Inside, the 86 is all business with a pleasantly tight cockpit. The seats are heavily bolstered, both at the base and the seatback. The tachometer sits front and center of a simple three-gauge instrument cluster. The steering wheel is nearly vertical, as befits a true sports car.
At the heart of the 86 is a horizontally-opposed four-cylinder engine—a.k.a. a boxer. Naturally, you might think, since this is a Subaru-engineered car. Yet this is not just because it is Subaru’s signature engine configuration. Subaru has always touted the boxer engine, thanks to the layout of its cylinder block and heads, as one that results in a lower center of gravity. That may have been a nullified advantage in an Outback or Tribeca, but does it pay dividends in the 86? With the engine positioned only 460 mm from the ground, the car has a lower center of gravity that all of its rivals, including the markedly low-slung Mazda MX-5.

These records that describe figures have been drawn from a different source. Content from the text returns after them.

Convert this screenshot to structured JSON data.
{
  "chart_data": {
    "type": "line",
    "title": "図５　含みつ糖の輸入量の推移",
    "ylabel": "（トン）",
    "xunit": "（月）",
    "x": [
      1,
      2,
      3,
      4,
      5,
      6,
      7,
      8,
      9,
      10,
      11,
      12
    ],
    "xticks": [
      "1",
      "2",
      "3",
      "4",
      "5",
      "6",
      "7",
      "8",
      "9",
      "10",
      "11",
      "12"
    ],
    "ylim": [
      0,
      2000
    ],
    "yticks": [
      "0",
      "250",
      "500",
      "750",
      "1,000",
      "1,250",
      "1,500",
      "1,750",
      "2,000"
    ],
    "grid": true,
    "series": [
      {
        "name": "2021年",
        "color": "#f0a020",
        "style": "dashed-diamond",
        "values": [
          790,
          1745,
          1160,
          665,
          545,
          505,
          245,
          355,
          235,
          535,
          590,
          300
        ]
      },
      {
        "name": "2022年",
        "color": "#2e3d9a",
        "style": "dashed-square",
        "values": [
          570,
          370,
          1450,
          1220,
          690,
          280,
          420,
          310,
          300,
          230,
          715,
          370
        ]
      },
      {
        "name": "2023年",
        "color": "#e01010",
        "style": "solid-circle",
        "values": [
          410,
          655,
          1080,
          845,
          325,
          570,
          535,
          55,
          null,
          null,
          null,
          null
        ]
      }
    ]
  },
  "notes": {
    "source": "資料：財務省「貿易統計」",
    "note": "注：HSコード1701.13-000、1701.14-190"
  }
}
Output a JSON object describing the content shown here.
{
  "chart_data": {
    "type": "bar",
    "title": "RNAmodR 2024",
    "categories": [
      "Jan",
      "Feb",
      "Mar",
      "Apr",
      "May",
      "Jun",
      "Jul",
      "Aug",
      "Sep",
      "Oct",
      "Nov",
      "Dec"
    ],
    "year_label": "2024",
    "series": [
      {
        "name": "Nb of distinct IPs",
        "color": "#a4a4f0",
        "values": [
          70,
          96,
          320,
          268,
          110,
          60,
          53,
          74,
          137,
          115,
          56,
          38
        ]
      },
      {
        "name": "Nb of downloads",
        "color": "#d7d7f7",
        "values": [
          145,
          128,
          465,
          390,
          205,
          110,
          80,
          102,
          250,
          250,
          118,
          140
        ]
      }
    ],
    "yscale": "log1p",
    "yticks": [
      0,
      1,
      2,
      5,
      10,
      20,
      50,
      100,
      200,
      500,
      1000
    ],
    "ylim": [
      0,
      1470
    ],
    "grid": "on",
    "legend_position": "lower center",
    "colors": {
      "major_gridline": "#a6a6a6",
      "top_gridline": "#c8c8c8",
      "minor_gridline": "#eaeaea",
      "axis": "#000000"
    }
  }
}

That engine is a normally-aspirated unit, for reasons of quick response and willingness to rev. It pays off handsomely, as the 86’s boxer spools up very quickly. The 7500-rpm redline allows the car to stretch it legs without having to row through gears frequently. On a short section of airport tarmac, we would run out of road in third gear even before the engine hit its maximum. Toyota quotes a 0-100 kph time of 7.6 seconds and a top speed of 226 kph for the manual car.

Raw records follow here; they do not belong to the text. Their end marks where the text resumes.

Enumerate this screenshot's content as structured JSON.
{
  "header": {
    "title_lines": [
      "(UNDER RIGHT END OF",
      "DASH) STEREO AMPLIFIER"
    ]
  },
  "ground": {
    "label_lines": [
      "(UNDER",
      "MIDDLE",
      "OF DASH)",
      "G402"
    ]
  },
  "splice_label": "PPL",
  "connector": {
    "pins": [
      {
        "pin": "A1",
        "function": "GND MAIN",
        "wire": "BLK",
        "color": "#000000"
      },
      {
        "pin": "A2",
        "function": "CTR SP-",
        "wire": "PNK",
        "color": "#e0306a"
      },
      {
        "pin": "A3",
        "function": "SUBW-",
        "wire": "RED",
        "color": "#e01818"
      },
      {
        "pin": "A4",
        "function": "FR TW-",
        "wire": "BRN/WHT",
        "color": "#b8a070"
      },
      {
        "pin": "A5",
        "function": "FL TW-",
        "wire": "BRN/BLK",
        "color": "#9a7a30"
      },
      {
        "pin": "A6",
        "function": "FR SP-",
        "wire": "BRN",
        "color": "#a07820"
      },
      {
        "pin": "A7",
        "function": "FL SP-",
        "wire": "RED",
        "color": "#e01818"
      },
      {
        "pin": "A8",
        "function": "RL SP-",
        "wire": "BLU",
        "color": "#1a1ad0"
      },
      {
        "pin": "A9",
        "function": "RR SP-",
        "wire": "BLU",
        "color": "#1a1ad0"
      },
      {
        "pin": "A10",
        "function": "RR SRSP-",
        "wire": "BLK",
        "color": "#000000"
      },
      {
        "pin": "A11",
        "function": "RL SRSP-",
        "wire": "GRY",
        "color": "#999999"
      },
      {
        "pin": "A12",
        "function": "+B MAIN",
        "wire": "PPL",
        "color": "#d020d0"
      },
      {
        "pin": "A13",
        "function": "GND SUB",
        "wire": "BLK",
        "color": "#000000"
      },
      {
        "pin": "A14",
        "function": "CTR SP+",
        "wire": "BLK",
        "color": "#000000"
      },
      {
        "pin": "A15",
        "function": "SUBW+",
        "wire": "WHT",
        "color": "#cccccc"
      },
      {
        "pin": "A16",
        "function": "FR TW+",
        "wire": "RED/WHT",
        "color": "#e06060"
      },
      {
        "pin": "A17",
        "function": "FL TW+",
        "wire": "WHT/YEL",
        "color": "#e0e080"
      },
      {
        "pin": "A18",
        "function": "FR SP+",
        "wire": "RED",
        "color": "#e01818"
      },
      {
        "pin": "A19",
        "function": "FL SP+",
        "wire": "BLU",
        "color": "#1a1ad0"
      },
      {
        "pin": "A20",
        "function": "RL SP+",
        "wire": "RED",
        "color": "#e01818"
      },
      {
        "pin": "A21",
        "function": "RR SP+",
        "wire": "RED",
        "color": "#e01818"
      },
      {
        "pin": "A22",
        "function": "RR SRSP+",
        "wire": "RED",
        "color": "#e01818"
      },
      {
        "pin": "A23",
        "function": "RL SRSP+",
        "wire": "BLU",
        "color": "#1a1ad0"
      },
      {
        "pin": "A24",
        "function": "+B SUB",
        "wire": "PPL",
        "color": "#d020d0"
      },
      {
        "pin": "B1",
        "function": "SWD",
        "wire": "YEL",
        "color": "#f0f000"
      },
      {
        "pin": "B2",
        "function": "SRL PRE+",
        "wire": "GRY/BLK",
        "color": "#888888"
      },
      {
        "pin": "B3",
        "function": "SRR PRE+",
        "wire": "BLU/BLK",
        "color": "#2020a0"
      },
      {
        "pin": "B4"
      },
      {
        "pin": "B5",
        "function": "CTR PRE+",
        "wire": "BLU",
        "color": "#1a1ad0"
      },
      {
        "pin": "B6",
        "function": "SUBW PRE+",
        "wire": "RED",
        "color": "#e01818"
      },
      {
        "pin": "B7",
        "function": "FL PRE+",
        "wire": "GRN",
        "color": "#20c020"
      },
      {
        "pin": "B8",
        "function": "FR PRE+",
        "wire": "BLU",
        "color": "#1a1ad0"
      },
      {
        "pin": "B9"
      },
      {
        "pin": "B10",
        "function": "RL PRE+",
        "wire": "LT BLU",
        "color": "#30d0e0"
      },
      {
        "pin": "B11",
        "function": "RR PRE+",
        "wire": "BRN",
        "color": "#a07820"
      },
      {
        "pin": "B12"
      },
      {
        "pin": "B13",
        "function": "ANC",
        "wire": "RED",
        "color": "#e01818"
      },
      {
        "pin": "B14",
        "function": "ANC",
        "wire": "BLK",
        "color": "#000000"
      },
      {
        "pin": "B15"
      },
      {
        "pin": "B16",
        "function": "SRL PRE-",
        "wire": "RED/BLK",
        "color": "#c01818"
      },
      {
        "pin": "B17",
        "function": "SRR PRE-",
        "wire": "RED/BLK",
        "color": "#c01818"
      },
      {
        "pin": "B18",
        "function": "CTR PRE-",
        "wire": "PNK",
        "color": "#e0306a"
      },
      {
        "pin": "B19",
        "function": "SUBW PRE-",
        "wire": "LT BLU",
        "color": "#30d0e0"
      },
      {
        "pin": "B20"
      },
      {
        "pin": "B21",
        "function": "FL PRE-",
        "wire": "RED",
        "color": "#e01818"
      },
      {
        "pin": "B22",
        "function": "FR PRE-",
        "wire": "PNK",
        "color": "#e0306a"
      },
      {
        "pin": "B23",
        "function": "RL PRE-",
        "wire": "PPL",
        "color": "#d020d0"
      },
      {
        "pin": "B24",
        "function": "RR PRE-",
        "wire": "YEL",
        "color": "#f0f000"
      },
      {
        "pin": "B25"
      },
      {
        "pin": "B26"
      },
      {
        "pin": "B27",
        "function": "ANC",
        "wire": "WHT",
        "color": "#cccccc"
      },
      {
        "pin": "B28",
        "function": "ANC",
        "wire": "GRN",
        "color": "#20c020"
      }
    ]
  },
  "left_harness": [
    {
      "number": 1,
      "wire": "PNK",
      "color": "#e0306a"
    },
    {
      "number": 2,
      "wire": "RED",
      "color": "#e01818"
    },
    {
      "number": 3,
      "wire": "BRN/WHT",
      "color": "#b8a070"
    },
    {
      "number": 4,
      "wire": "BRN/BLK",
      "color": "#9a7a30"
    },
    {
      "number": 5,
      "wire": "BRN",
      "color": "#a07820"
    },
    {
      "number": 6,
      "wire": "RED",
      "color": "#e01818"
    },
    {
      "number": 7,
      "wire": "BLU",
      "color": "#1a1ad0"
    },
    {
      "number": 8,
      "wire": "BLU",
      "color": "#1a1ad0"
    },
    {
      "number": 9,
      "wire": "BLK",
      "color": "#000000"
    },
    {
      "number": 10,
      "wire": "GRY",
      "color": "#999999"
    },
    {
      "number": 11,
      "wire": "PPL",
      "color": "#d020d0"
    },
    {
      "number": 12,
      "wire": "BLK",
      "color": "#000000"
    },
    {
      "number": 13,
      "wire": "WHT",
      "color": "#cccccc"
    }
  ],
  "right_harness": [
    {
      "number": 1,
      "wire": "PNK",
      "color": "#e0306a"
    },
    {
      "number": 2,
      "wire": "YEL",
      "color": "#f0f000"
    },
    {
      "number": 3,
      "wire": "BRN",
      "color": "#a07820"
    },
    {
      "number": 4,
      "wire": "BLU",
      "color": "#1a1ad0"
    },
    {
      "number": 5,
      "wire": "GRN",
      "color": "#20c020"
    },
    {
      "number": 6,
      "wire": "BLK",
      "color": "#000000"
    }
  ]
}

Despite the lack of a turbo, the 2.0-liter unit produces maximum 197 hp and 205 Nm. The gearbox is a slick-shifting six-speed manual, supplied by Aisin and reportedly sharing parts with the Lexus IS-F’s. Clutch action is light and feels linear. It’s as easy to launch from standstill as a Corolla, and shifting at maximum revs is painless, too. Also available is a six-speed automatic model, with paddle shifters. A Torsen limited-slip differential puts the power down to the rear wheels.
The 86 uses a conventional steel chassis, weighing in at 1275 kg. The car’s weight target no doubt made a larger body and more usable back seats improbable. Brakes are large 15-inch discs at the front, 14 at the rear. The car rides on 215/45 R 17 tires.

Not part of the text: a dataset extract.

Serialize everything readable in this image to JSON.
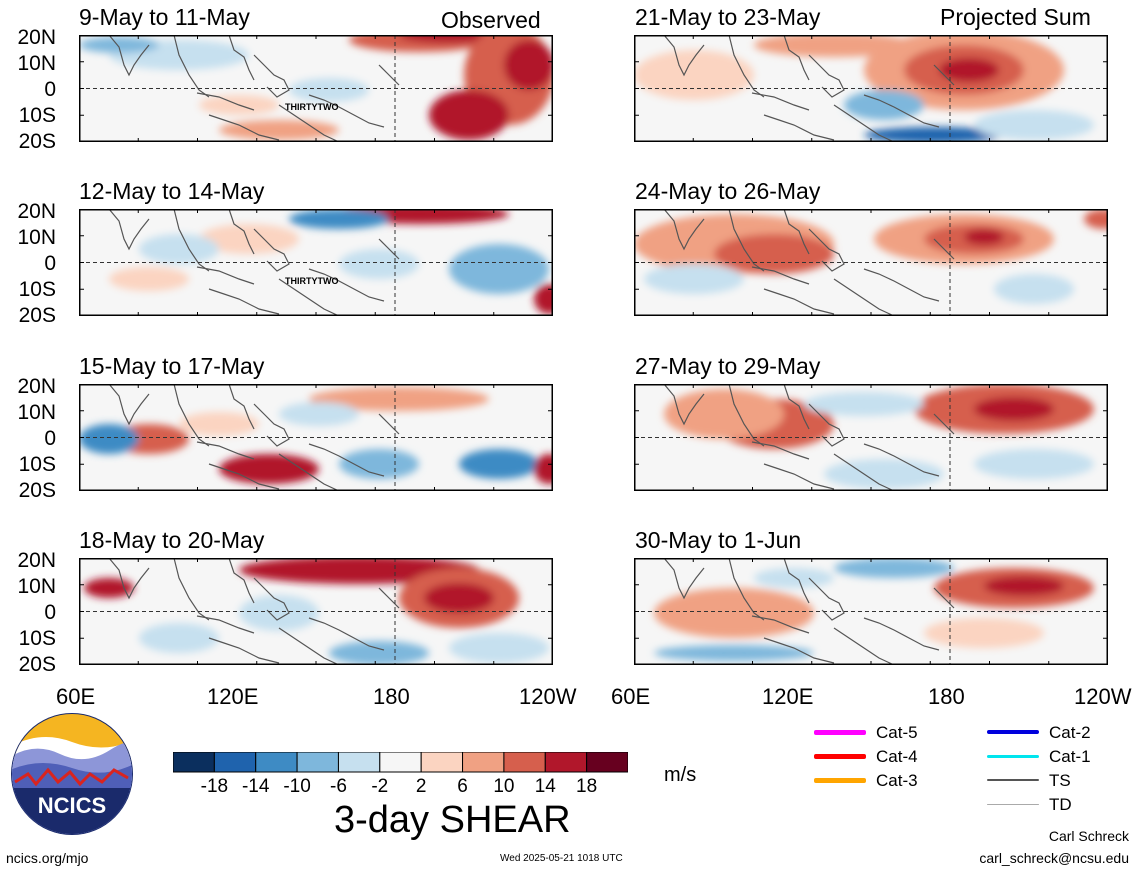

What makes the 86 worth all of the hype, and more, is that it is designed to be accessible to almost anyone in the market for a new car. The entry-level manual-transmission model retails for P1.550 million. A host of performance upgrades will be waiting courtesy of TRD and others, but it functions quite well out of the box, no tweaking needed.
The initial target for Toyota Motor Philippines is 80 units (perhaps 86?), which will undoubtedly be snapped up as this is being printed. As such, the sales figure is insignificant compared to the 40,000 or so units that TMP will move this year. The revenues may be insignificant, but the effect the 86 has on the rest of the Toyota lineup will be invaluable. It’s no wonder that Toyota, including TMP, is such a big effort to launch this car. The 86 is a car made to lift Toyota out of its reliable but dull image, a dream machine among all the practical vehicles.
If you’re willing to scrape up a little more cash, and tell the kids to bear the nonexistent space in the back (they will surely love the 86), there’s no reason why you can’t buy this car instead of a Camry. It offers all the thrills of a European machine three times cheaper its price. Being a Toyota-Subaru construct, all it needs to continue to run will likely be fuel and air, apart from the occasional inexpensive oil change. What is likely, though, is that the car will be attractive as a secondary vehicle, a Sunday driver that beats the heck out of an off-roader or a rickety used exotic. Your savior from motoring boredom has arrived.